Greek Guy, aka Shoe Fetish Guy, and I have had two dates since our initial coffee date. During our first date, coffee and walking around an outdoor mall, he mentioned how much he liked my shoes, generic black boots under jeans. During our second phone call, he again mentioned how much he liked them, and how he had a thing for shoes. He made a request that the next time we go out I wear some sexy shoes.
I wore sneakers during our second date, lunch and walking around by the beach. As a commenter said “…the shoe fetish version of Granny Panties…” I LOVE my commenters!
My friends and readers were also very helpful with Shoe Fetish Guy, and funnier than I could be…
He’s out, too. Not just for his weirdness with the shoes, but his interest in speeding things along physically – nothing is a bigger turn-off for me. I get that. all. the. time.

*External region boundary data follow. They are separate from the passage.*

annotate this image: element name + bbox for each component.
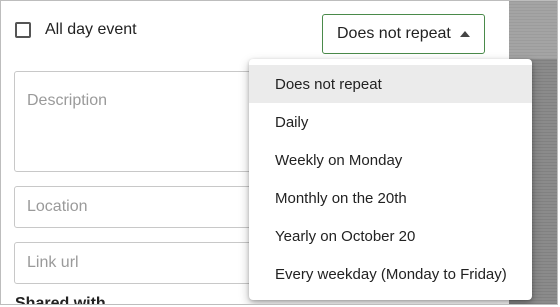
all-day-checkbox[interactable] [15,22,31,38]
repeat-option-daily[interactable]: Daily [249,103,532,141]
repeat-select-value: Does not repeat [337,25,451,42]
repeat-option-does-not-repeat[interactable]: Does not repeat [249,65,532,103]
menu-item-label: Yearly on October 20 [275,227,416,245]
menu-item-label: Every weekday (Monday to Friday) [275,265,507,283]
menu-item-label: Weekly on Monday [275,151,403,169]
repeat-select[interactable]: Does not repeat [322,14,485,54]
location-placeholder: Location [27,198,88,215]
all-day-label: All day event [45,21,137,38]
menu-item-label: Does not repeat [275,75,382,93]
event-form: All day event Does not repeat Descriptio… [0,0,558,305]
menu-item-label: Daily [275,113,309,131]
repeat-option-yearly[interactable]: Yearly on October 20 [249,217,532,255]
repeat-option-every-weekday[interactable]: Every weekday (Monday to Friday) [249,255,532,293]
shared-with-heading: Shared with [15,295,106,305]
caret-up-icon [459,31,470,37]
repeat-option-monthly[interactable]: Monthly on the 20th [249,179,532,217]
background-overlay-top [509,1,557,59]
link-url-placeholder: Link url [27,254,79,271]
repeat-dropdown-menu: Does not repeat Daily Weekly on Monday M… [249,59,532,300]
menu-item-label: Monthly on the 20th [275,189,407,207]
repeat-option-weekly[interactable]: Weekly on Monday [249,141,532,179]
all-day-row: All day event [15,21,137,39]
description-placeholder: Description [27,92,108,109]
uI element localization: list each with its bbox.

One of the things I love about my Friend On The Fence (mentioned in A Pigeon Named Spot) is that he tells me he loves me all the time, he tells me I’m smart, and he tells me I’m beautiful inside and out. He sees a person underneath the blond hair and skin. Those are more of a compliment then “You’re so pretty”. These guys on Match mostly seem interested in one thing: My photos, or my shoes.
*sigh* This leaves me with no current Match.com prospects.
Now, I’ll have to start contacting them first. Some feel this is the kiss of death for a budding relationship, and the man should always initiate contact/declare interest first.
I love all the input I get from you guys! I want your opinion on this next question, too: Is it ok for a woman to contact a man first, or does that start the potential relationship off on the wrong foot – ie, she’s doing the chasing?
Men – What do you think of a woman who indicates she’s interested by contacting you first? She’s easy and desperate or just bold? Does this change the way you feel about her or treat her in the relationship, should it get that far?
UPDATED: Lied About His Age Guy has updated his profile. During our dinner date I told him how you all voted 30 to 1 to against his behavior, and considered him untrustworthy because of it. Apparently, he does have a conscience. Maybe.